Daniel Cohn-Bendit déclarait hier, en substance, qu'il n'avait jamais été pacifiste et qu'il fallait savoir prendre ses responsabilités dans certaines circonstances graves, notamment ici face aux kosovars. Il justifiait ainsi l'intervention de l'OTAN, ajoutant pour compléter son propos que personne ne pouvait être heureux de cette guerre. Ces paroles, somme toute mesurées, sont assez représentatives de ce que pensent encore beaucoup de personnes relativement à cette tragédie. Peut-être est-il bon de revenir alors sur la signification du mot « pacifiste » pour en montrer la valeur spirituelle. Un pacifiste est simplement un partisan de la paix à tout prix. Or, tout le monde désire que la paix soit rétablie en Yougoslavie et les gens raisonnables ne souhaitent pas punir le peuple serbe pour son allégeance forcée à Milosevic. C'est donc sur les moyens d'aboutir à la paix et sur la nature de cette paix que se situe le débat. Sur les deux plans, l'intervention de l'OTAN est une absurdité pour la simple raison que les moyens utilisés pour parvenir à la paix décident de la nature et de la durée de celle-ci.

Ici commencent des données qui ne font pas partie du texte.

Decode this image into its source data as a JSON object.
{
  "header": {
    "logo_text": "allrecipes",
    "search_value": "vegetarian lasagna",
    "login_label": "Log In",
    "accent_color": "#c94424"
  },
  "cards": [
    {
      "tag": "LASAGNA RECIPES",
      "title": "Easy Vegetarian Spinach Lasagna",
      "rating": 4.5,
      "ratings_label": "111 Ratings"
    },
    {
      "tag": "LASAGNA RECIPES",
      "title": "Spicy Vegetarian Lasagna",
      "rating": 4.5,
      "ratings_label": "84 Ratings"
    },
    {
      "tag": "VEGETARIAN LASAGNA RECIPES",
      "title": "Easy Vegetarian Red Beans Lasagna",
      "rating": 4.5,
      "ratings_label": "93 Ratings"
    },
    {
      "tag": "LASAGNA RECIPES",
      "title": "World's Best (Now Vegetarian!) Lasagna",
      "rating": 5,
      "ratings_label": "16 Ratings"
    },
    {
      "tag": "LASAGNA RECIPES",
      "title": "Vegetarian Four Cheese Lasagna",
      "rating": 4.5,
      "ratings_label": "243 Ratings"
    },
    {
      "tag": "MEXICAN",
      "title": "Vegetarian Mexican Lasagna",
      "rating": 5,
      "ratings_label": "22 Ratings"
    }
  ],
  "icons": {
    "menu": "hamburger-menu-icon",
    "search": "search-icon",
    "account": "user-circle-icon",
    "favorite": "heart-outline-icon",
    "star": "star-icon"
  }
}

Une paix obtenue à coup de bombes, donc imposée par une force aveugle, n'a aucune viabilité puisqu'elle exacerbe la haine et le sentiment d'injustice. Pire, elle constitue même un prétexte pour que la négativité s'exprime dans toute son ampleur comme c'est le cas au Kosovo où l'alliance a obtenu l'opposé de l'effet escompté.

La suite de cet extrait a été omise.